KANSAS CITY, Mo. -- Sometimes the best holiday gifts aren't found under the tree. One man is grateful to be alive, thanks to the gift of a life-saving heart transplant.
Gary Pitsch has had a lot of doctor visits the past 13 years after learning he has heart disease.
"I went in for a physical and my heart was in a-fib. It wasn't in normal rhythm," Pitsch said.
He had genetic testing done and learned his condition was passed down from his dad, who died of heart failure.
Ever since, Gary's been managing his heart health with medications. But the pills eventually quit working, and he needed surgery. While under the knife, things got scary.
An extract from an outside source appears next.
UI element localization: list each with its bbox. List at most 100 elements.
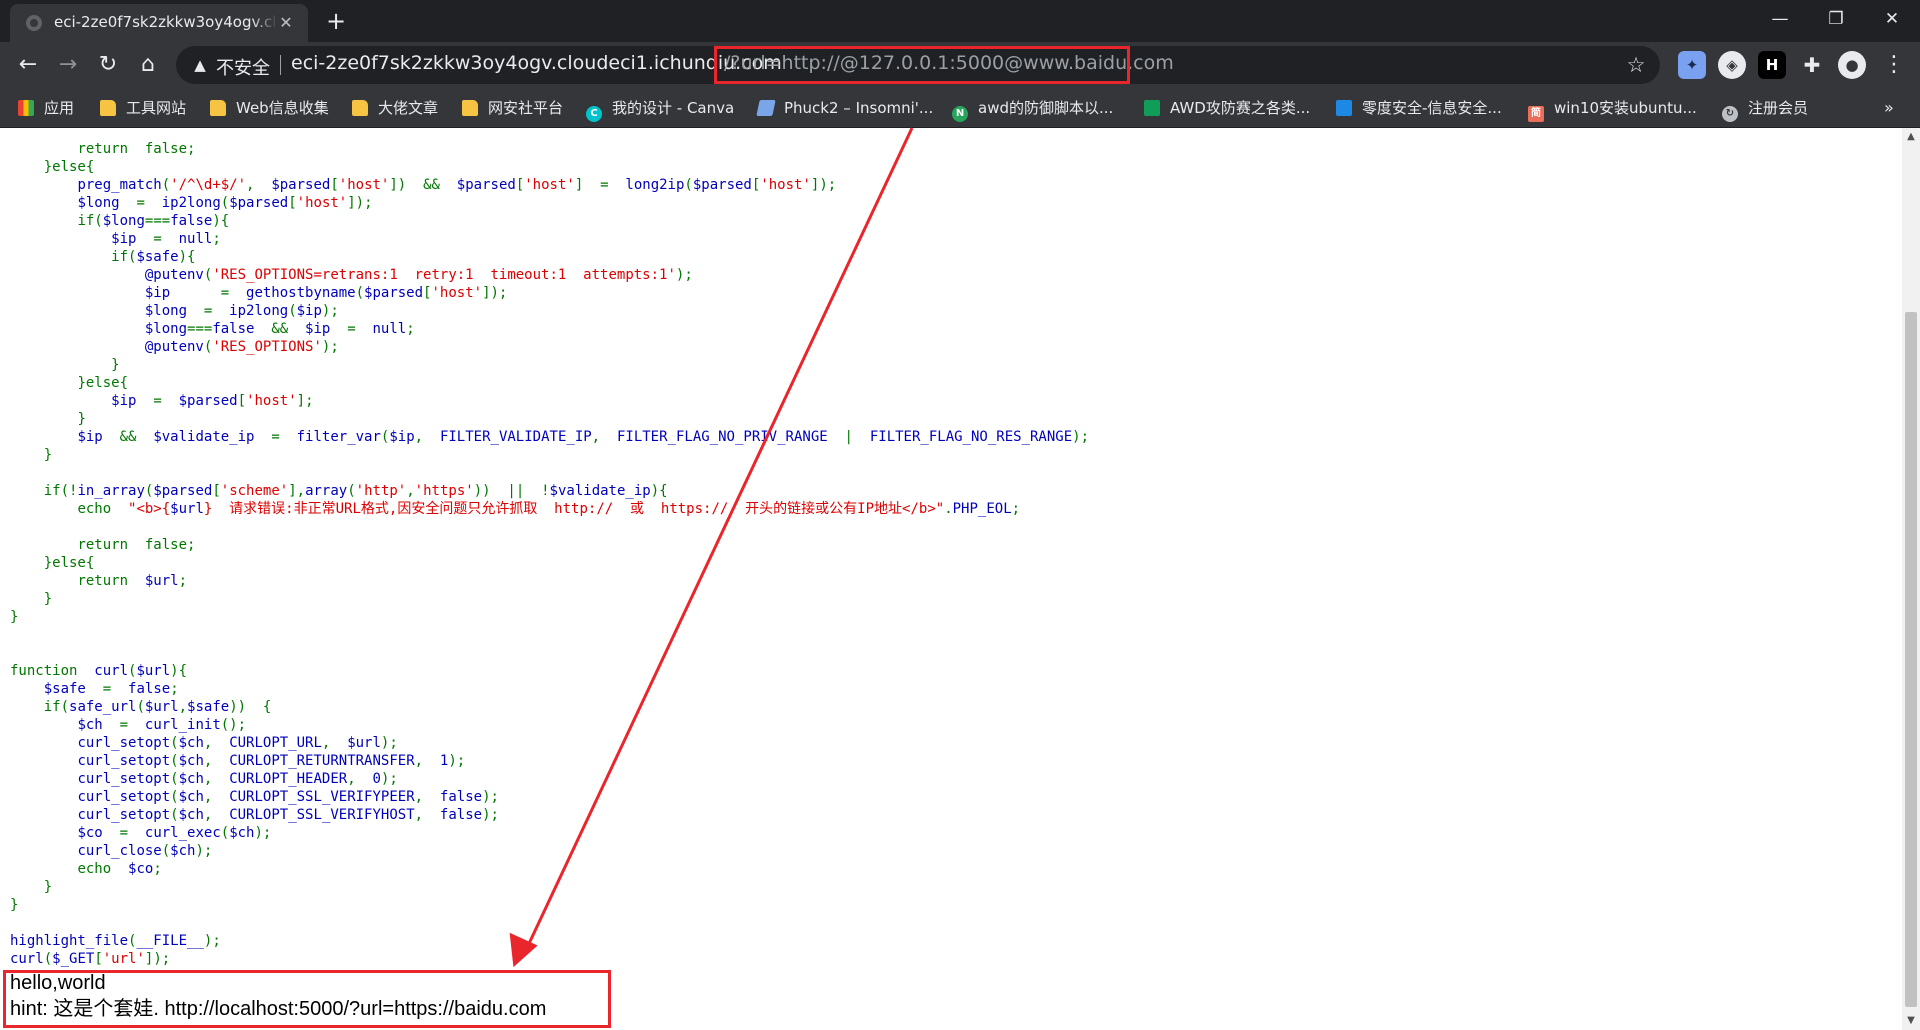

"My heart stopped. I was put to sleep so I didn't know but they had to thump me back to life, and when I woke up they said, 'We can't do this. Your heart is on its last leg,'" Pitsch said.
It turns out the transplant network in his home state of Michigan was limited, and there weren't high-quality matches for him. So he did his homework and found St. Luke's and its Mid America Heart Institute.
"Don't just kind of rely on what people tell you. Do the research yourself like he did, and we're very glad he chose us because of our survival statistics," said Dr. Andrew Kao, St. Luke's MidAmerica Heart Institute Medical Director of Heart Transplant.
Pitsch was admitted to St. Luke's this month. His heart was barely pumping, and he worried he'd die waiting for a heart. But less than one day after learning there was an organ ready, he had heart transplant surgery.
"I feel grateful. Wonderful Christmas gift," he said.
He's written a letter, thanking his anonymous donor and that person's family, for their selfless donation in their time of grief. And he's looking forward to more time with his wife, Karen, of 45 years, and watching their 16 grand-kids grow up.
"It's really a miracle of life," Kao said.
Gary will continue his post-op care here in Kansas City the next few weeks. He's got family coming to town for Christmas, where the joy of this holiday season is certainly taking on new meaning. He hopes to get back home to Michigan in January, where he'll continue medications to keep his new heart beating strong.